- Born: 26 April 1924 Angleur, Belgium
- Died: 8 January 1979 (aged 54) Villemy, Belgium
- Nationality: Belgian
- Area(s): Writer, Artist
- Pseudonym(s): Hubinon, Victor Hughes, Charvick
- Notable works: Buck Danny Redbeard
- Awards: full list

= Victor Hubinon =

Belgian comics artist

Victor Hubinon (26 April 1924 – 8 January 1979) was a Belgian comic-book artist, best known for the series Buck Danny and Redbeard.

== Biography ==
Victor Hubinon was born in Angleur, Belgium, in 1924. He studied at the Arts Academy of Liège and fled to England later during World War II, where he served in the Royal Navy. After the war ended, he returned to Belgium and when he was 22, he started working as an illustrator for the newspaper La Meuse. He got a contract with businessman and journalist Georges Troisfontaines, who started the press agency "World Press". There, Hubinon met Jean-Michel Charlier, another illustrator for the agency.

They first collaborated on a short comic story, but Troisfontaines created for them a new hero, Buck Danny, about a trio of fictional American pilots in World War II. Troisfontaines dropped out after he had written the first fifteen pages, whereupon Charlier and Hubinon continued it on their own. Quite soon, Charlier quit drawing and specialized in writing the stories, while Hubinon did all the artwork. The strip appeared in Spirou magazine, the comics weekly of publisher Dupuis, and became over the next thirty years one of the most popular and enduring series of the magazine. After 50 years, more than 20 million albums had been sold. Unusual about the series was that it kept very securely up to date, with the heroes always flying in the most recent planes and participating in current events.

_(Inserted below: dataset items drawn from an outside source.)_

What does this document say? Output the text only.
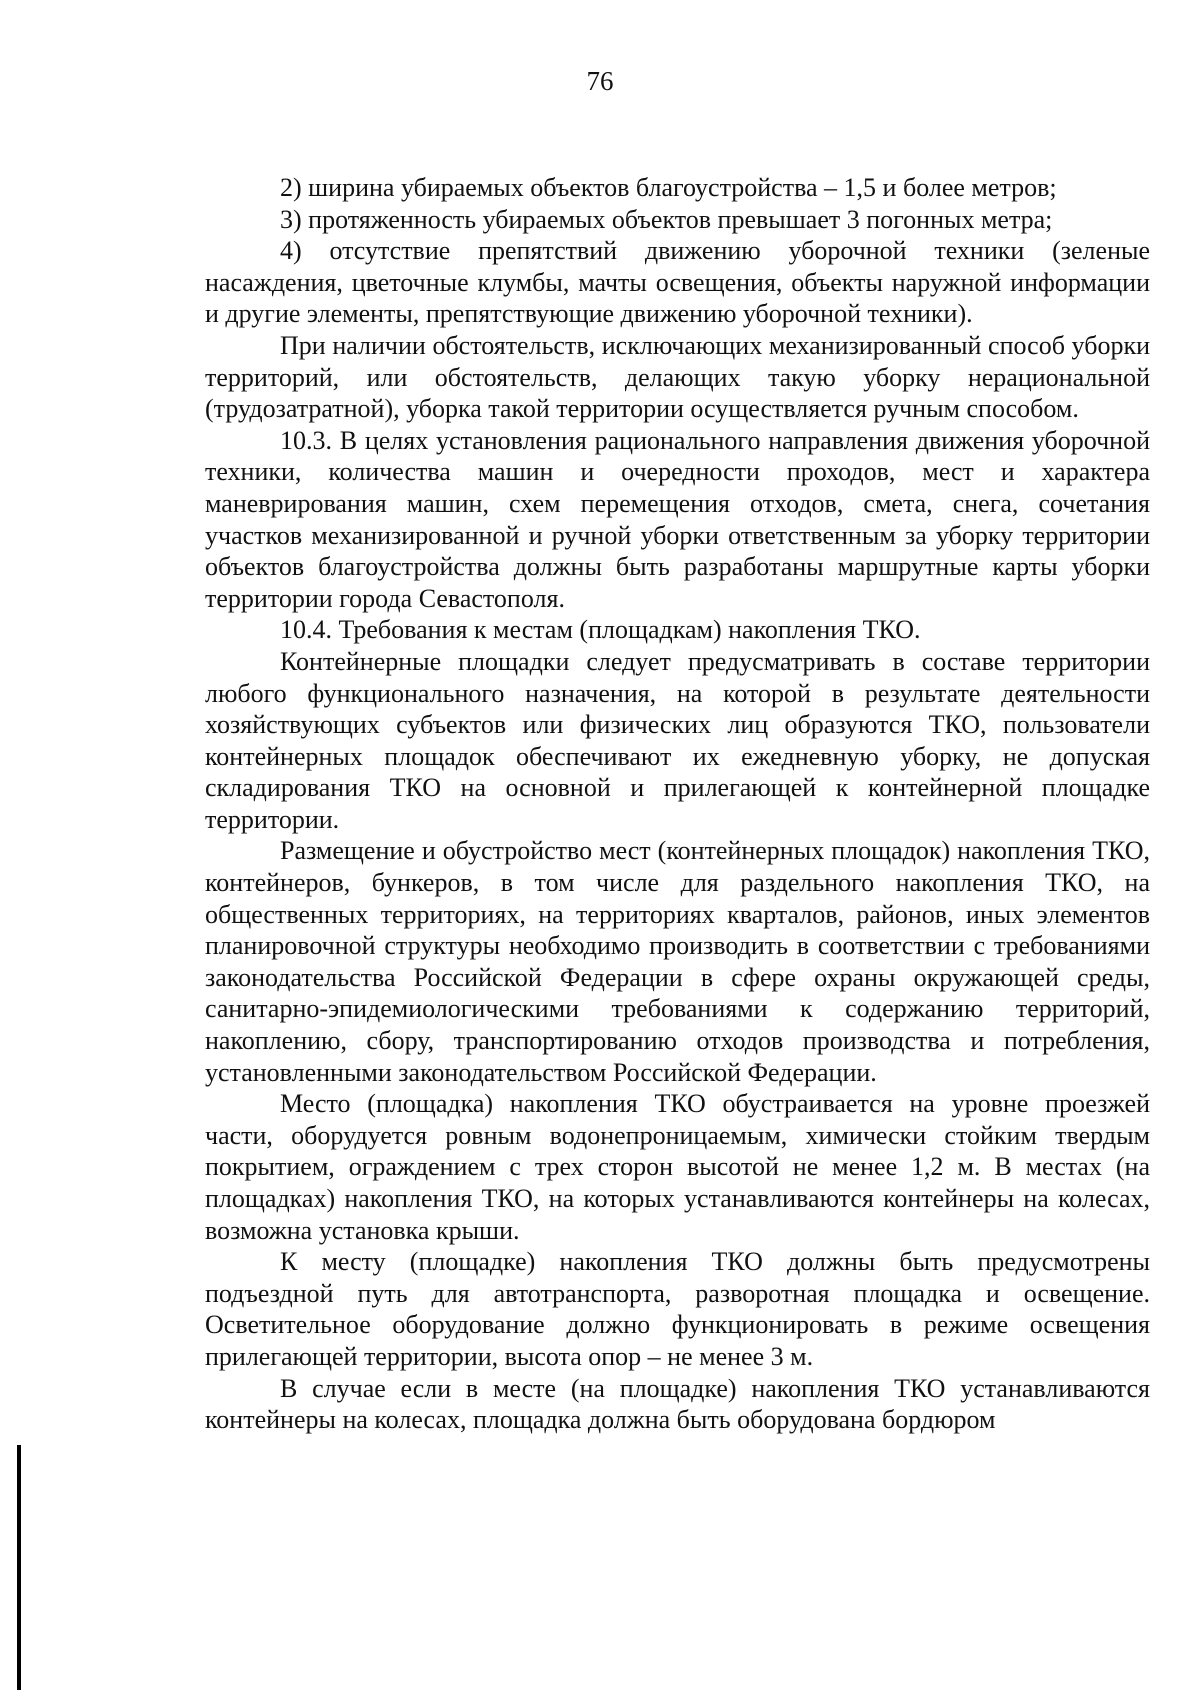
76

2) ширина убираемых объектов благоустройства – 1,5 и более метров;

3) протяженность убираемых объектов превышает 3 погонных метра;

4) отсутствие препятствий движению уборочной техники (зеленые насаждения, цветочные клумбы, мачты освещения, объекты наружной информации и другие элементы, препятствующие движению уборочной техники).

При наличии обстоятельств, исключающих механизированный способ уборки территорий, или обстоятельств, делающих такую уборку нерациональной (трудозатратной), уборка такой территории осуществляется ручным способом.

10.3. В целях установления рационального направления движения уборочной техники, количества машин и очередности проходов, мест и характера маневрирования машин, схем перемещения отходов, смета, снега, сочетания участков механизированной и ручной уборки ответственным за уборку территории объектов благоустройства должны быть разработаны маршрутные карты уборки территории города Севастополя.

10.4. Требования к местам (площадкам) накопления ТКО.

Контейнерные площадки следует предусматривать в составе территории любого функционального назначения, на которой в результате деятельности хозяйствующих субъектов или физических лиц образуются ТКО, пользователи контейнерных площадок обеспечивают их ежедневную уборку, не допуская складирования ТКО на основной и прилегающей к контейнерной площадке территории.

Размещение и обустройство мест (контейнерных площадок) накопления ТКО, контейнеров, бункеров, в том числе для раздельного накопления ТКО, на общественных территориях, на территориях кварталов, районов, иных элементов планировочной структуры необходимо производить в соответствии с требованиями законодательства Российской Федерации в сфере охраны окружающей среды, санитарно-эпидемиологическими требованиями к содержанию территорий, накоплению, сбору, транспортированию отходов производства и потребления, установленными законодательством Российской Федерации.

Место (площадка) накопления ТКО обустраивается на уровне проезжей части, оборудуется ровным водонепроницаемым, химически стойким твердым покрытием, ограждением с трех сторон высотой не менее 1,2 м. В местах (на площадках) накопления ТКО, на которых устанавливаются контейнеры на колесах, возможна установка крыши.

К месту (площадке) накопления ТКО должны быть предусмотрены подъездной путь для автотранспорта, разворотная площадка и освещение. Осветительное оборудование должно функционировать в режиме освещения прилегающей территории, высота опор – не менее 3 м.

В случае если в месте (на площадке) накопления ТКО устанавливаются контейнеры на колесах, площадка должна быть оборудована бордюром
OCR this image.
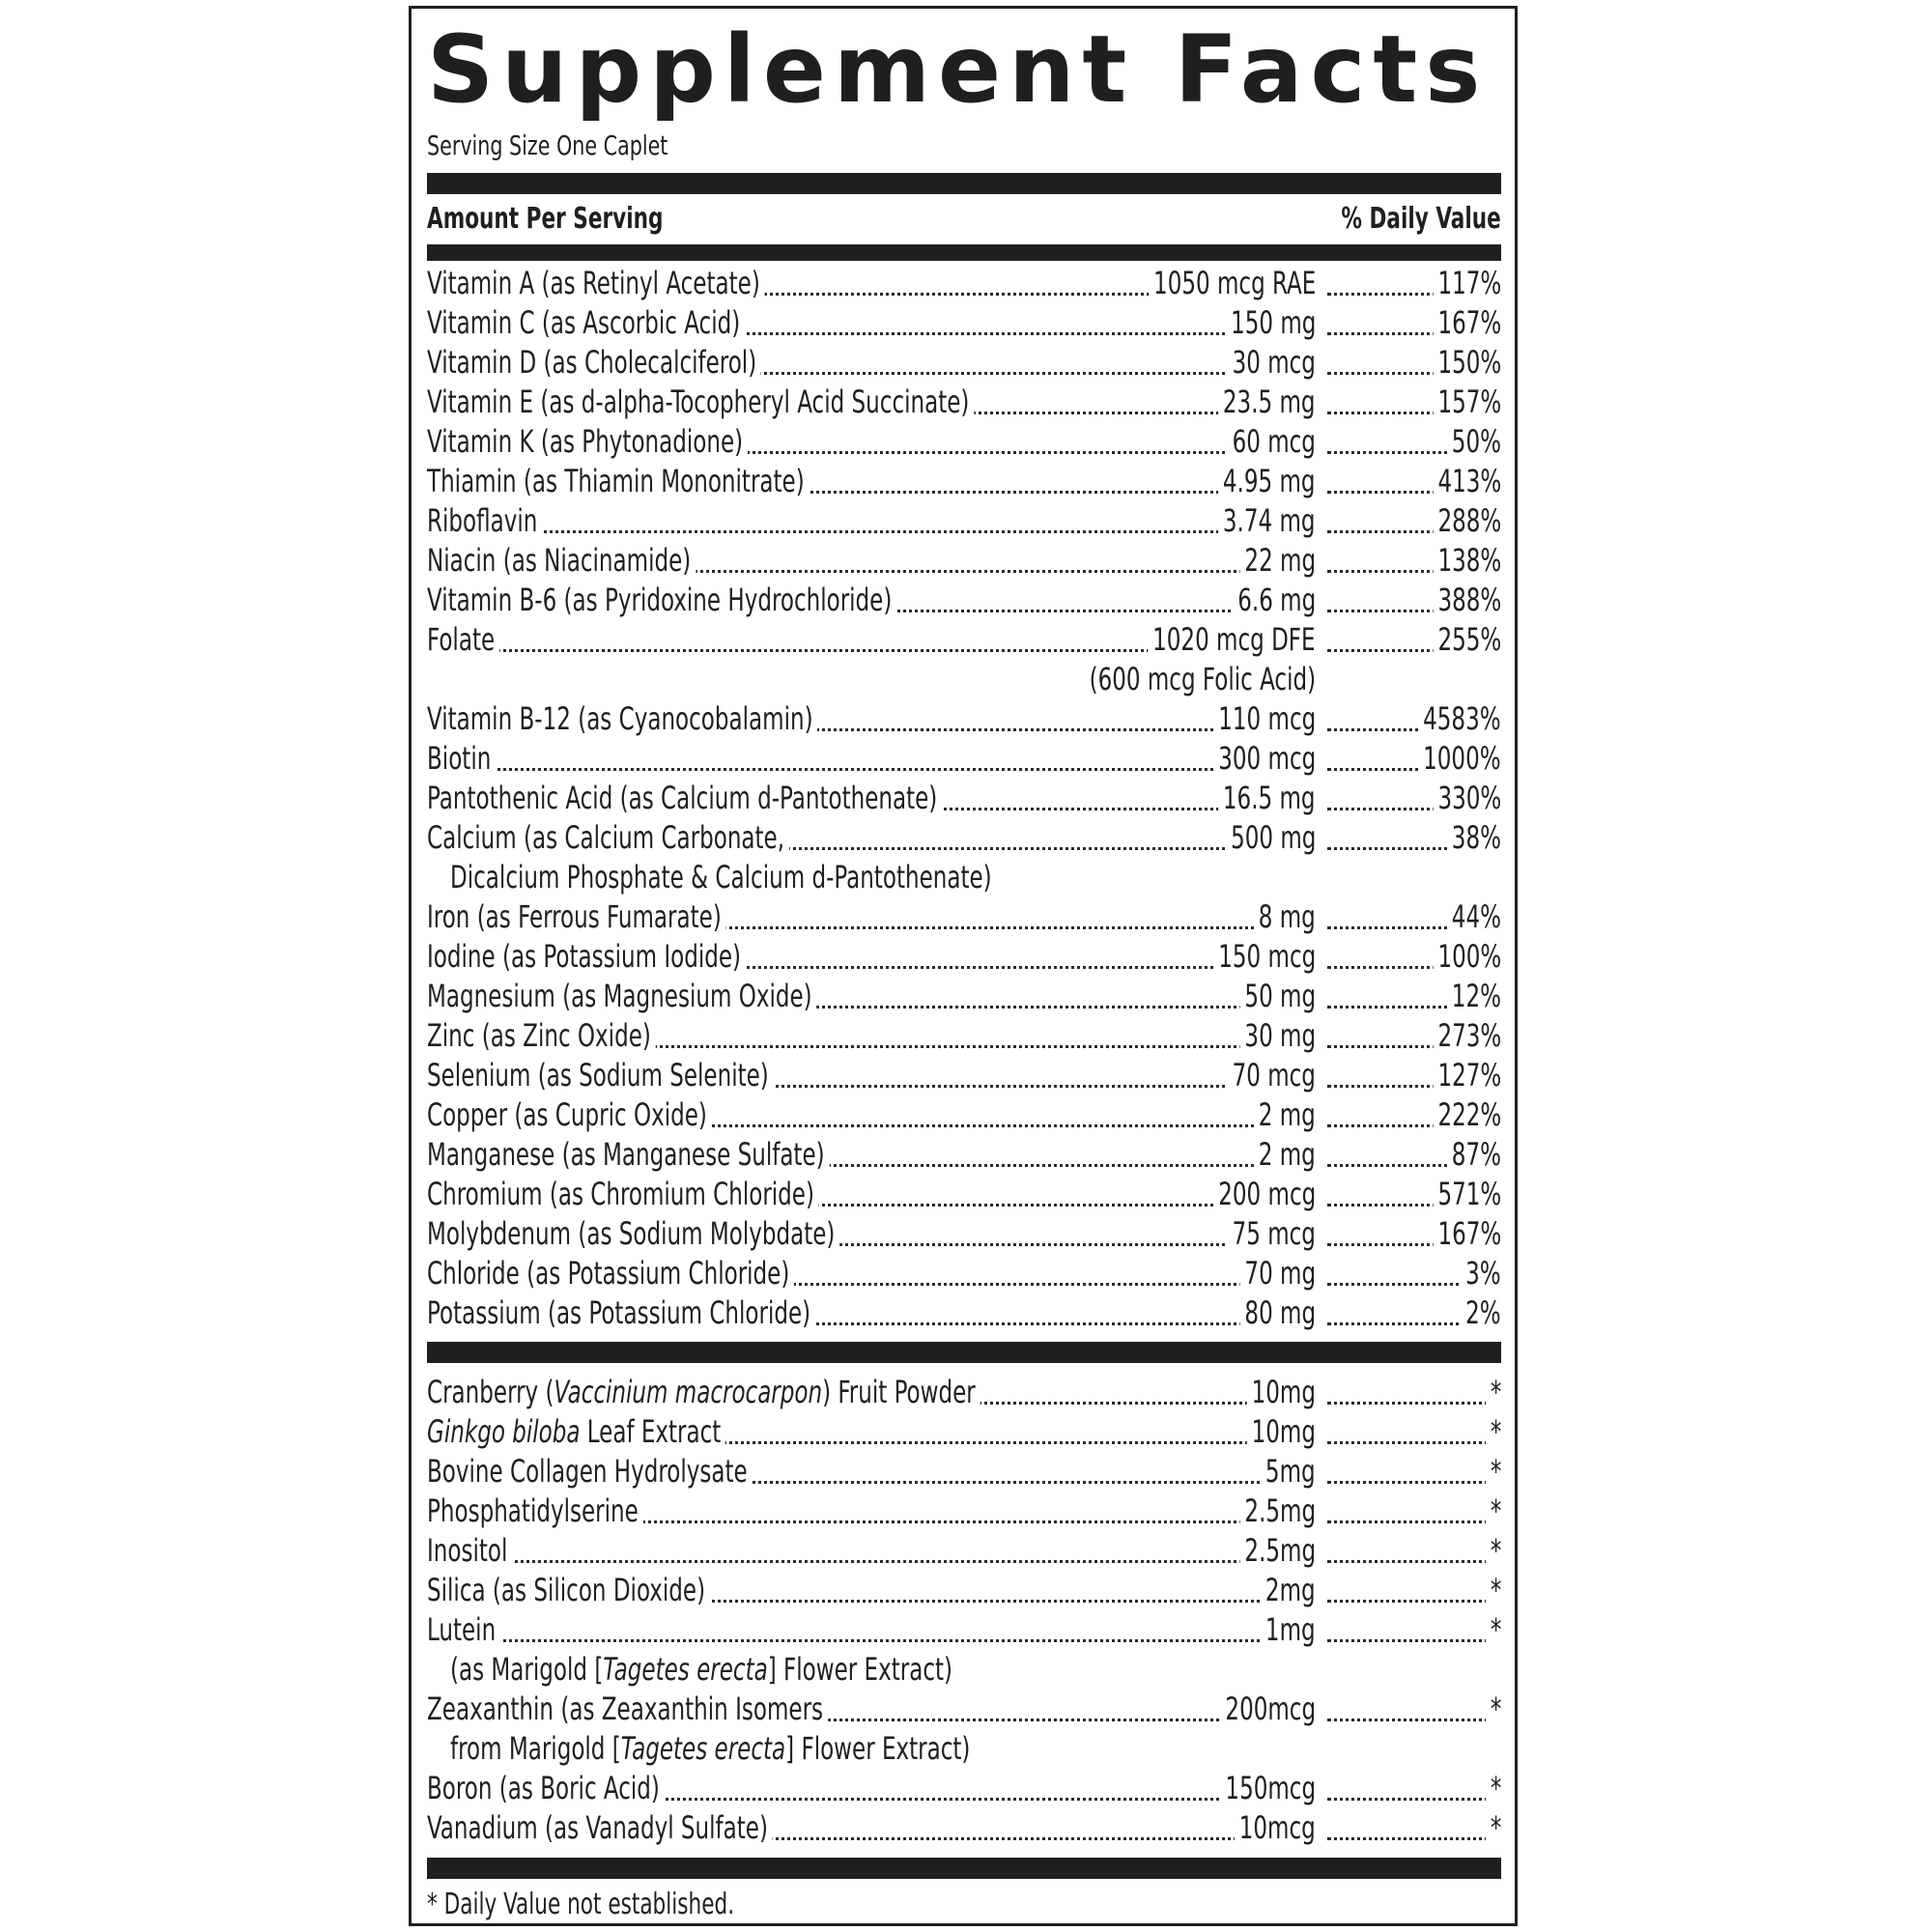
Supplement Facts
Serving Size One Caplet
Amount Per Serving	% Daily Value
Vitamin A (as Retinyl Acetate)	1050 mcg RAE	117%
Vitamin C (as Ascorbic Acid)	150 mg	167%
Vitamin D (as Cholecalciferol)	30 mcg	150%
Vitamin E (as d-alpha-Tocopheryl Acid Succinate)	23.5 mg	157%
Vitamin K (as Phytonadione)	60 mcg	50%
Thiamin (as Thiamin Mononitrate)	4.95 mg	413%
Riboflavin	3.74 mg	288%
Niacin (as Niacinamide)	22 mg	138%
Vitamin B-6 (as Pyridoxine Hydrochloride)	6.6 mg	388%
Folate	1020 mcg DFE	255%
(600 mcg Folic Acid)
Vitamin B-12 (as Cyanocobalamin)	110 mcg	4583%
Biotin	300 mcg	1000%
Pantothenic Acid (as Calcium d-Pantothenate)	16.5 mg	330%
Calcium (as Calcium Carbonate,	500 mg	38%
Dicalcium Phosphate & Calcium d-Pantothenate)
Iron (as Ferrous Fumarate)	8 mg	44%
Iodine (as Potassium Iodide)	150 mcg	100%
Magnesium (as Magnesium Oxide)	50 mg	12%
Zinc (as Zinc Oxide)	30 mg	273%
Selenium (as Sodium Selenite)	70 mcg	127%
Copper (as Cupric Oxide)	2 mg	222%
Manganese (as Manganese Sulfate)	2 mg	87%
Chromium (as Chromium Chloride)	200 mcg	571%
Molybdenum (as Sodium Molybdate)	75 mcg	167%
Chloride (as Potassium Chloride)	70 mg	3%
Potassium (as Potassium Chloride)	80 mg	2%
Cranberry (Vaccinium macrocarpon) Fruit Powder	10mg	*
Ginkgo biloba Leaf Extract	10mg	*
Bovine Collagen Hydrolysate	5mg	*
Phosphatidylserine	2.5mg	*
Inositol	2.5mg	*
Silica (as Silicon Dioxide)	2mg	*
Lutein	1mg	*
(as Marigold [Tagetes erecta] Flower Extract)
Zeaxanthin (as Zeaxanthin Isomers	200mcg	*
from Marigold [Tagetes erecta] Flower Extract)
Boron (as Boric Acid)	150mcg	*
Vanadium (as Vanadyl Sulfate)	10mcg	*
* Daily Value not established.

Hubinon experimented with humoristic, caricatural stories in his early years as a comics artist. He even made one story about Blondin et Cirage, two heroes created by Jijé, but thereafter, the series returned to Jijé, and Hubinon mostly stuck to his realistic work, such as Buck Danny, the biographies of Surcouf, Stanley and Jean Mermoz, and a fictionalized retelling of the Battle of Tarawa.

When Charlier, together with a few friends like René Goscinny, created the new Pilote magazine in 1959, he wrote for Hubinon the realistic pirate series Redbeard, which would continue for some twenty years. The pirate crew in this series was the inspiration for their comical counterpart in the other main series of Pilote, Asterix.

In 1977, Hubinon created a new series, La Mouette, with stories by Gigi Maréchal. He died in 1979 from a heart attack, before the second part of the series was finished.

== Bibliography ==

| Series | Years | Volumes | Writer | Publisher | Remarks |
|---|---|---|---|---|---|
| Buck Danny | 1948–1979 | 40 | Jean-Michel Charlier | Dupuis | Characters invented by Georges Troisfontaines. Artwork continued by Francis Bergèse |
| Blondin et Cirage | 1951 | 1 | Jijé | Dupuis | Previous and later albums drawn by Jijé |
| Fifi | 1951 | 1 | Eddy Paape | I.P. Bruxelles |  |
| Tiger Joe | 1951–1977 | 3 | Jean-Michel Charlier | La Libre Belgique and Deligne |  |
| Tarawa, atoll sanglant | 1951 | 1 | Jean-Michel Charlier | Dupuis | Additional artwork by Albert Weinberg and Eddy Paape: fictionalized account of the Battle of Tarawa |
| Surcouf | 1951–1953 | 3 | Jean-Michel Charlier | Dupuis | Biographical comic |
| Stanley | 1954–1955 | 2 | Octave Joly | Dupuis | Biographical comic |
| Jean Mermoz | 1956 | 1 | Jean-Michel Charlier | Dupuis | Biographical comic |
| Barbe-Rouge (Redbeard) | 1961–1981 | 18 | Jean-Michel Charlier | Dargaud | Continued by Jijé, Lorg, René Pellerin, Christian Gaty and M. Bourgne |
| Pistolin | 1999 | 1 | René Goscinny | Vents d'Ouest | The title series of the magazine Pistolin which ran from 1955 to 1958 |

== Awards and honors ==
- 1971: Best realistic artwork at the Prix Saint-Michel, Brussels, Belgium
- Asteroid 301511 Hubinon, discovered by French amateur astronomer Bernard Christophe in 2009, was named in his memory. The official was published by the Minor Planet Center on 12 March 2017 (M.P.C. 103971).